Francesca Carlotta Chittaro: Hamiltonian approach to sufficient optimality conditions
The celebrated Pontryagin Maximum Principle (PMP) provides a (first order) necessary condition for the optimality of trajectories of optimal control problems. In most cases, however, a trajectory satisfying PMP is not optimal. For these reasons, additional optimality conditions are required.
In this context, Hamiltonian methods are quite effective in establishing sufficient optimality conditions. In this talk, after a brief review of the main ideas of the general method, we will focus on optimal control problems associated with control-affine dynamics and costs of the form
\[\int_0^T |u(t)\varphi(x(t))|dt.\]
These kind of cost are very common in problems modeling neurobiology, mechanics and fuel-consumption.
This is a joint work with L. Poggiolini (DIMAI).
Matteo Franca: Stability and separation properties of Ground States for reaction-diffusion equations
In this talk we consider the long time behavior of positive solutions of the following Cauchy problem:
$$ \left\{ \begin{array}{l}
u_t=\Delta u + u^{q}\\
u(0,x)= \phi(x)\,,
\end{array} \right. $$
where $u :\mathbb{R} \times \mathbb{R}^{n} \to \mathbb{R}$, $q> \frac{n}{n-2}$ and of its generalization to spatial dependent potentials.

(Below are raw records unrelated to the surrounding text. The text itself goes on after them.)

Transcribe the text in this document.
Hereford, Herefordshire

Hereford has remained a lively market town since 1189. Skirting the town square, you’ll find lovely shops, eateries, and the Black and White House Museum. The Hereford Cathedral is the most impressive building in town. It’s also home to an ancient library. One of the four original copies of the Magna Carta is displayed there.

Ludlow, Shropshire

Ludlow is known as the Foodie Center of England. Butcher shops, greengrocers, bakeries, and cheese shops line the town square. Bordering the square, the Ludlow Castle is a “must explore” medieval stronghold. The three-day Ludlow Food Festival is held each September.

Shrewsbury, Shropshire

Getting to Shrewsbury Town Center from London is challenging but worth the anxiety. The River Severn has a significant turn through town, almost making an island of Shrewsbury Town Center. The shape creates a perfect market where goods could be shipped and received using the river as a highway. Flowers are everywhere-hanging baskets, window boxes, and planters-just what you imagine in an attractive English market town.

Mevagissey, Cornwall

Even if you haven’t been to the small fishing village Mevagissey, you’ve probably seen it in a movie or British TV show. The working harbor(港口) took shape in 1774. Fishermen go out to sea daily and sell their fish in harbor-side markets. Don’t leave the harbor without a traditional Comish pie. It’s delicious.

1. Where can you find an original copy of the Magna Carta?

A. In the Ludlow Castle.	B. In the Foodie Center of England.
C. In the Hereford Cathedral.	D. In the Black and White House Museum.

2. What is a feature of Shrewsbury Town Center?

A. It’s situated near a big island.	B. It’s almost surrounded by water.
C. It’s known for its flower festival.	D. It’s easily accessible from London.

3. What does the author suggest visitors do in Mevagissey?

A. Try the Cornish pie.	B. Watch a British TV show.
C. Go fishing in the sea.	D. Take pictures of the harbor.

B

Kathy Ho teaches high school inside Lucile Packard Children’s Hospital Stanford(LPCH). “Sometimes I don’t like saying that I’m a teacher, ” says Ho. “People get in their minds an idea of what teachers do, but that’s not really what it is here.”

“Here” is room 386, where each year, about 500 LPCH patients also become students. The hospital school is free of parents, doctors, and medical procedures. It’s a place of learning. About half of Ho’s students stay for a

This equation can be regarded as a model for an exothermic reaction which may produce an explosion ($u$ is the temperature).

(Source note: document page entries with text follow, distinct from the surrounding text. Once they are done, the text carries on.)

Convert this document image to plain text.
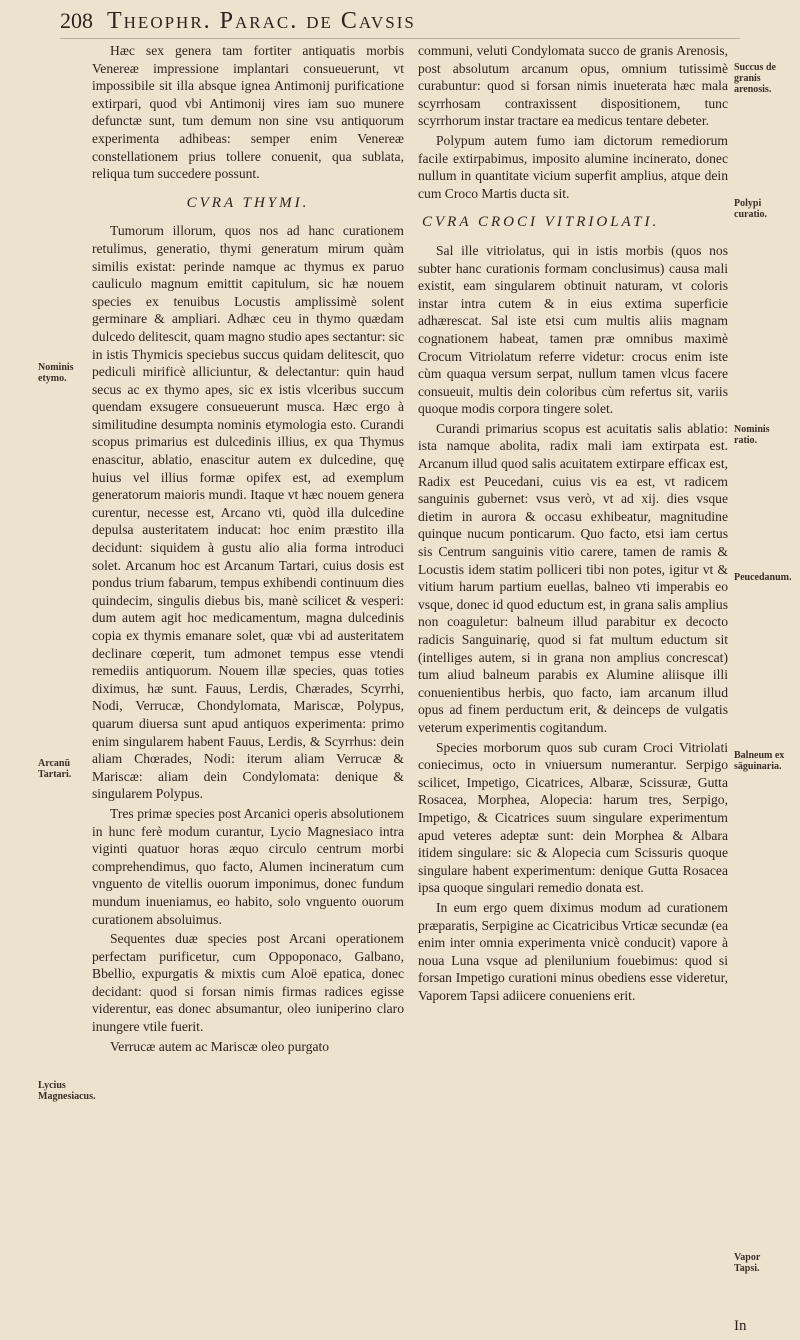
208 Theophr. Parac. de Cavsis

Hæc sex genera tam fortiter antiquatis morbis Venereæ impressione implantari consueuerunt, vt impossibile sit illa absque ignea Antimonij purificatione extirpari, quod vbi Antimonij vires iam suo munere defunctæ sunt, tum demum non sine vsu antiquorum experimenta adhibeas: semper enim Venereæ constellationem prius tollere conuenit, qua sublata, reliqua tum succedere possunt.

CVRA THYMI.

Tumorum illorum, quos nos ad hanc curationem retulimus, generatio, thymi generatum mirum quàm similis existat: perinde namque ac thymus ex paruo cauliculo magnum emittit capitulum, sic hæ nouem species ex tenuibus Locustis amplissimè solent germinare & ampliari. Adhæc ceu in thymo quædam dulcedo delitescit, quam magno studio apes sectantur: sic in istis Thymicis speciebus succus quidam delitescit, quo pediculi mirificè alliciuntur, & delectantur: quin haud secus ac ex thymo apes, sic ex istis vlceribus succum quendam exsugere consueuerunt musca. Hæc ergo à similitudine desumpta nominis etymologia esto. Curandi scopus primarius est dulcedinis illius, ex qua Thymus enascitur, ablatio, enascitur autem ex dulcedine, quę huius vel illius formæ opifex est, ad exemplum generatorum maioris mundi. Itaque vt hæc nouem genera curentur, necesse est, Arcano vti, quòd illa dulcedine depulsa austeritatem inducat: hoc enim præstito illa decidunt: siquidem à gustu alio alia forma introduci solet. Arcanum hoc est Arcanum Tartari, cuius dosis est pondus trium fabarum, tempus exhibendi continuum dies quindecim, singulis diebus bis, manè scilicet & vesperi: dum autem agit hoc medicamentum, magna dulcedinis copia ex thymis emanare solet, quæ vbi ad austeritatem declinare cœperit, tum admonet tempus esse vtendi remediis antiquorum. Nouem illæ species, quas toties diximus, hæ sunt. Fauus, Lerdis, Chærades, Scyrrhi, Nodi, Verrucæ, Chondylomata, Mariscæ, Polypus, quarum diuersa sunt apud antiquos experimenta: primo enim singularem habent Fauus, Lerdis, & Scyrrhus: dein aliam Chœrades, Nodi: iterum aliam Verrucæ & Mariscæ: aliam dein Condylomata: denique & singularem Polypus.

Tres primæ species post Arcanici operis absolutionem in hunc ferè modum curantur, Lycio Magnesiaco intra viginti quatuor horas æquo circulo centrum morbi comprehendimus, quo facto, Alumen incineratum cum vnguento de vitellis ouorum imponimus, donec fundum mundum inueniamus, eo habito, solo vnguento ouorum curationem absoluimus.

Sequentes duæ species post Arcani operationem perfectam purificetur, cum Oppoponaco, Galbano, Bbellio, expurgatis & mixtis cum Aloë epatica, donec decidant: quod si forsan nimis firmas radices egisse viderentur, eas donec absumantur, oleo iuniperino claro inungere vtile fuerit.

Verrucæ autem ac Mariscæ oleo purgato

communi, veluti Condylomata succo de granis Arenosis, post absolutum arcanum opus, omnium tutissimè curabuntur: quod si forsan nimis inueterata hæc mala scyrrhosam contraxissent dispositionem, tunc scyrrhorum instar tractare ea medicus tentare debeter.

Polypum autem fumo iam dictorum remediorum facile extirpabimus, imposito alumine incinerato, donec nullum in quantitate vicium superfit amplius, atque dein cum Croco Martis ducta sit.

CVRA CROCI VITRIOLATI.

Sal ille vitriolatus, qui in istis morbis (quos nos subter hanc curationis formam conclusimus) causa mali existit, eam singularem obtinuit naturam, vt coloris instar intra cutem & in eius extima superficie adhærescat. Sal iste etsi cum multis aliis magnam cognationem habeat, tamen præ omnibus maximè Crocum Vitriolatum referre videtur: crocus enim iste cùm quaqua versum serpat, nullum tamen vlcus facere consueuit, multis dein coloribus cùm refertus sit, variis quoque modis corpora tingere solet.

Curandi primarius scopus est acuitatis salis ablatio: ista namque abolita, radix mali iam extirpata est. Arcanum illud quod salis acuitatem extirpare efficax est, Radix est Peucedani, cuius vis ea est, vt radicem sanguinis gubernet: vsus verò, vt ad xij. dies vsque dietim in aurora & occasu exhibeatur, magnitudine quinque nucum ponticarum. Quo facto, etsi iam certus sis Centrum sanguinis vitio carere, tamen de ramis & Locustis idem statim polliceri tibi non potes, igitur vt & vitium harum partium euellas, balneo vti imperabis eo vsque, donec id quod eductum est, in grana salis amplius non coaguletur: balneum illud parabitur ex decocto radicis Sanguinarię, quod si fat multum eductum sit (intelliges autem, si in grana non amplius concrescat) tum aliud balneum parabis ex Alumine aliisque illi conuenientibus herbis, quo facto, iam arcanum illud opus ad finem perductum erit, & deinceps de vulgatis veterum experimentis cogitandum.

Species morborum quos sub curam Croci Vitriolati coniecimus, octo in vniuersum numerantur. Serpigo scilicet, Impetigo, Cicatrices, Albaræ, Scissuræ, Gutta Rosacea, Morphea, Alopecia: harum tres, Serpigo, Impetigo, & Cicatrices suum singulare experimentum apud veteres adeptæ sunt: dein Morphea & Albara itidem singulare: sic & Alopecia cum Scissuris quoque singulare habent experimentum: denique Gutta Rosacea ipsa quoque singulari remedio donata est.

In eum ergo quem diximus modum ad curationem præparatis, Serpigine ac Cicatricibus Vrticæ secundæ (ea enim inter omnia experimenta vnicè conducit) vapore à noua Luna vsque ad plenilunium fouebimus: quod si forsan Impetigo curationi minus obediens esse videretur, Vaporem Tapsi adiicere conueniens erit.

Nominis etymo.
Arcanū Tartari.
Lycius Magnesiacus.
Succus de granis arenosis.
Polypi curatio.
Nominis ratio.
Peucedanum.
Balneum ex sāguinaria.
Vapor Tapsi.
In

Hence we have two main expected behaviors: if “$\phi$ is large” $u$ blows up in finite time, while if “$\phi$ is small”
$u$ converges to $0$ for $t$ large. Our aim is to explore the threshold between these two behaviors.
In this context a key role is played by radial stationary solutions, i.e. Ground States, both regular and singular, and in particular by their separation properties.
In fact, roughly speaking, they determine the threshold between blowing up and fading solutions, and if suitable ordering properties are satisfied they gain some stability.
If there will be time we will discuss some recent results concerning separation properties of the stationary problem where the Laplace operator is replaced by its $p$-Laplace generalization.
Nicola Visciglia: On the Nonlinear Schroedinger Equation with multiplicative white noise
We prove global existence, uniqueness and convergence almost surely of solutions to a family of properly regularized and renormalized approximating equations to the Nonlinear Schroedinger Equation. One of the difficulties is connected with the low regularity of the white noise potential, that does not allow the use of the standard definition of product between functions.
We show how this problem can be settled by using a suitable renormalization argument, once we exploit a transformation first introduced by Hairer in the context of the heat equation. Next we show how the use of suitable energies allow to extend the solutions for every time almost surely w.r.t. to the probabilistic parameter defining the white noise potential.
In particular we extend a previous result by A. Debussche and H. Weber available in the case of a cubic Nonlinearity.
This is a joint work with N. Tzvetkov.